Very low-carb diets safe for most short term
Multiple studies have shown benefits of very low-carbohydrate and ketogenic diets for people with diabetes up to 1 year. In a review published in Diabetes, Metabolic Syndrome and Obesity in 2022, people with diabetes on a very low-carbohydrate or ketogenic diet have greater weight loss and larger reductions in glycemia, HbA1c, and insulin and medication requirements up to 6 months compared with people not restricting carbohydrates. Up to 12 months, the reductions in insulin and medication requirements persist for those on a low-carbohydrate or ketogenic diet. However, the dietary pattern provides no benefits after 1 year.
“We want to understand why our patients want to follow this diet,” Chomko said. “If it’s they want to reduce their insulin or medication requirements, we learned that it works for up to 1 year. We also want to know how they’re going to do the diet.”

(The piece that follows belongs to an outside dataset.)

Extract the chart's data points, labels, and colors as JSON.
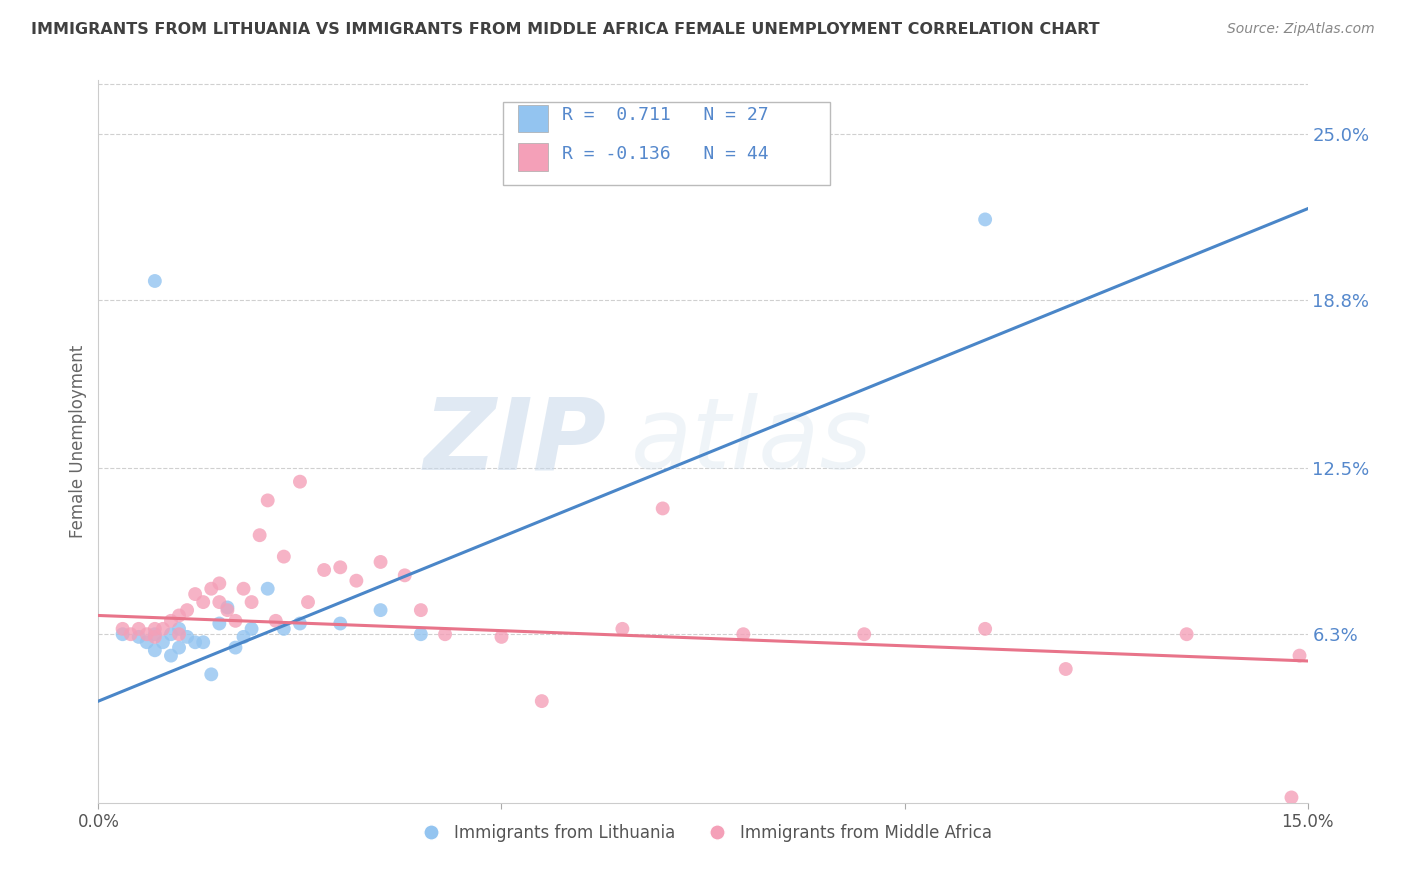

Chomko added that it is crucial to understand the background of the person wanting to start a low-carbohydrate diet, as it may not be safe for everyone. According to a scientific statement from the National Lipid Association, adults with type 2 diabetes on a very low-carbohydrate diet had a trend toward increasing LDL cholesterol, but also improvements in HDL cholesterol and triglyceride levels.
“In the population with diabetes wanting to try a ketogenic diet, we want to pay special attention to those with a family history of CVD or if they have a known dyslipidemia,” Chomko said. “We want to check a baseline lipid panel and a follow-up lipid panel after 1 to 3 months to make sure the LDL cholesterol hasn’t risen too much.”
For people using diabetes medications, the risk for hypoglycemia is increased if doses of insulin and sulfonylureas are not reduced. SGLT2 inhibitors should not be used while on a very low-carbohydrate or ketogenic diet due to the risk for euglycemic diabetic ketoacidosis.
The safety of a very low-carbohydrate diet for people with diabetes and chronic kidney disease varies. There may be safety concerns for a person who does not keep protein intake at 10% to 35%, Chomko noted. Additionally, risks must be considered for people with stage 4 or 5 CKD. Although there is very limited data on very low-carbohydrate diets and renal function, impairment of urinary ketone excretion and electrolyte imbalances may occur.
“Very low-carbohydrate and ketogenic diets are safe for most people with diabetes in the short term, as long as we are adjusting their medications and monitoring their labs,” Chomko said. “Long-term data is very scarce after about 2 years in this specific population. We want to assess the goals of our patients and find out if this is a good solution for them.”